You can use wood sleepers....
7. Finished flooring applied directly to the floor slab or to  wood sleepers that are firestopped in accordance with
Section 717.2.7.

Or the metal would be better....


----------



## fj80 (Dec 12, 2016)

steveray said:


> You can use wood sleepers....
> 7. Finished flooring applied directly to the floor slab or to  wood sleepers that are firestopped in accordance with
> Section 717.2.7.
> 
> Or the metal would be better....


Do you mean 718.2.7?


----------



## fj80 (Dec 12, 2016)

I'm not sure that the plan reviewer would consider 2x12's on edge to be sleepers. I tend to think of sleepers as running the long side horizontal...


----------



## ADAguy (Dec 12, 2016)

Metal best, fire, water and termite resistant.


----------



## steveray (Dec 12, 2016)

If it is touching the floor it is a sleeper IMO...As soon as it is elevated, it is a joist...


----------



## fj80 (Jan 3, 2017)

We've decided to use metal floor joists as sleepers for the built up floor. In this case do we need to provide fire blocking in the floor system between residential units? I would think we do, to stop fire and smoke from spreading under the floor from one unit to another. Which code section would address this with metal sleepers?


----------



## steveray (Jan 3, 2017)

The fire partition would have to meet the requirements of 708? for continuity...If the sleepers are part of the rated assembly, it might not need anything or just blocking...


----------



## fj80 (Jan 3, 2017)

Is there any significant advantage to running plumbing lines in a furred floor above the concrete slab, as opposed to core drilling and running lines underneath the slab? I've only seen it done the latter way, but my boss doesn't like the idea of plumbing lines running along the ceiling and the potential noise they'll make. But in my opinion, putting them in a furred floor makes them very hard to access for leaks or other maintenance work. Any opinions are much appreciated.


----------



## CityKin (Jan 3, 2017)

I agree with you.  I've never seen plumbing run above a slab as you describe.  The stack should be core-drilled and run horizontal under the slab.  Repair for a leak under the furred floor would be a nightmare, especially because the water could travel a long way away from the cause of the leak before dripping down through the slab.  
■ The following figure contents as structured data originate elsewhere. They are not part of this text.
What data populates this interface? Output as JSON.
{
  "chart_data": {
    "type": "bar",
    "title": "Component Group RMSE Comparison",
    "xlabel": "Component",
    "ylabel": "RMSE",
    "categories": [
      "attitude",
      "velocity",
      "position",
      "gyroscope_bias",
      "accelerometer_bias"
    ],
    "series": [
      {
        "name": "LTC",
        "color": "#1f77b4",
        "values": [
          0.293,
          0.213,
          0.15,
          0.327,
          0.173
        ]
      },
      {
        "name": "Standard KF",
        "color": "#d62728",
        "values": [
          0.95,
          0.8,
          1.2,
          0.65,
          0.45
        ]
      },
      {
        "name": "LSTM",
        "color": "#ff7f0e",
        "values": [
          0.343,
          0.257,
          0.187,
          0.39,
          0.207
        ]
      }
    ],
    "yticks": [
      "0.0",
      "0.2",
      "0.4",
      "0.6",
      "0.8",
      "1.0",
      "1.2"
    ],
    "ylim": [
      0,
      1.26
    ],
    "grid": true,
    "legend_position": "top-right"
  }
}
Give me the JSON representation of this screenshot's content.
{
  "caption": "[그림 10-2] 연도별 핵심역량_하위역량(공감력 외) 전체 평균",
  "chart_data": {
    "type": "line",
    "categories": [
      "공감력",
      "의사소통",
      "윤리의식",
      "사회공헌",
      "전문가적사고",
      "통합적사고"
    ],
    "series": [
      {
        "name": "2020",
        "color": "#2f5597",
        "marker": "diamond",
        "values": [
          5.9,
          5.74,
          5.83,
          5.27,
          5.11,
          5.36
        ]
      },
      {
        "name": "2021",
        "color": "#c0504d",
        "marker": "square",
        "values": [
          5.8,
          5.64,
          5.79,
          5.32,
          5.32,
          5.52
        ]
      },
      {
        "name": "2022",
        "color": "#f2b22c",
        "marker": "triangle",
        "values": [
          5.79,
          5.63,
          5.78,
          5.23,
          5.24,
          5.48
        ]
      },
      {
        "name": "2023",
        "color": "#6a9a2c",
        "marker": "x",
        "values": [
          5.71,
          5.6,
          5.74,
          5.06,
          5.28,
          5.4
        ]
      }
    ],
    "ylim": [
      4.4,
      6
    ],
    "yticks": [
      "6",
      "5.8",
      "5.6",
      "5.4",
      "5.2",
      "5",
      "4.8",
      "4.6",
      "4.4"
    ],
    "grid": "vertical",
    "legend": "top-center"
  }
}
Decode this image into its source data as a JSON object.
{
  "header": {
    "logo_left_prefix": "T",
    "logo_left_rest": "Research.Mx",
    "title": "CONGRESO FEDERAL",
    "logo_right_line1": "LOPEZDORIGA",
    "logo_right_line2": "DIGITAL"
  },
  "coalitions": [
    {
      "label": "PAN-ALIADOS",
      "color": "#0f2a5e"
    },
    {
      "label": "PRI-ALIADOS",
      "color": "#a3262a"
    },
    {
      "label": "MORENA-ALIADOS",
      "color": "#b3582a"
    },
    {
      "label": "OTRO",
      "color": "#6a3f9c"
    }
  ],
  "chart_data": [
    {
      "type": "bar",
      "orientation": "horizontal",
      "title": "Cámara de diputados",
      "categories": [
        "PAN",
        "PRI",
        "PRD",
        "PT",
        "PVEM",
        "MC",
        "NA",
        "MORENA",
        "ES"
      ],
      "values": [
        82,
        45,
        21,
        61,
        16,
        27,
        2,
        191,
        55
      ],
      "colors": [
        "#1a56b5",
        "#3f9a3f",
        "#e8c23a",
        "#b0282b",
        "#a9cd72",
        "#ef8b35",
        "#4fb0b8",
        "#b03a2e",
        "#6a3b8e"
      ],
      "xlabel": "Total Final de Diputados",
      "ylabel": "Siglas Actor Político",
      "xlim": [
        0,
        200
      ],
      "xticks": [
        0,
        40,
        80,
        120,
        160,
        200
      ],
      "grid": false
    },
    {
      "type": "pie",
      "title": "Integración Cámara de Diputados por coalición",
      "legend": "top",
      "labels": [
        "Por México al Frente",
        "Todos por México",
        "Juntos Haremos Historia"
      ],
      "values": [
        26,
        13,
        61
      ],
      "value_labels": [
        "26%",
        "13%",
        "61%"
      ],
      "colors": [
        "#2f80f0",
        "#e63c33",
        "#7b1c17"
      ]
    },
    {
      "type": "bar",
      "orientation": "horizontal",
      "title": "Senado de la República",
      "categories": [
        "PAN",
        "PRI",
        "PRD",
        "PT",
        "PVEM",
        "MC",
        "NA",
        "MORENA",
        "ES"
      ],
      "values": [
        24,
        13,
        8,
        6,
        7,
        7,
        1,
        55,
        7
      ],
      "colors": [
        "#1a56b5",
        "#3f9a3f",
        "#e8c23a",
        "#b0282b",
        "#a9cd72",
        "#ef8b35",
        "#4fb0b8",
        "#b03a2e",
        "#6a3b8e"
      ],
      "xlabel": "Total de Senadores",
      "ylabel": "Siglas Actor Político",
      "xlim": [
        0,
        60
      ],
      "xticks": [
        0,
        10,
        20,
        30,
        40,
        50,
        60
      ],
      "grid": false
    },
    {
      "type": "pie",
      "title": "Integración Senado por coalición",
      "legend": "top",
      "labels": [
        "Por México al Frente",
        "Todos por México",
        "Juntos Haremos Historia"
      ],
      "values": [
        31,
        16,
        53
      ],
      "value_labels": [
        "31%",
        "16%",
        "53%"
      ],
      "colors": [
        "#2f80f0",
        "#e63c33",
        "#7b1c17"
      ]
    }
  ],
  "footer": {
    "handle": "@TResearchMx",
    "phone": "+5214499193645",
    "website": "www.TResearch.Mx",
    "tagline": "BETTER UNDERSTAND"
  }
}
I would run the horizontal plumbing above the drywall ceiling but below the slab.


----------



## fj80 (Jan 3, 2017)

I was successful in my argument for running the plumbing under the slab rather than in a furred floor. A furred floor also adds a ton of extra cost, and the waste line noise concern can be eliminated by using case iron pipes on the verticals (but still PVC on all the horizontals) according to my MEP engineer.

Thanks for everyone's help. This is a great forum.


----------



## ADAguy (Jan 4, 2017)

Made greater by questions such as yours and the willingness to share experiences and observations.


----------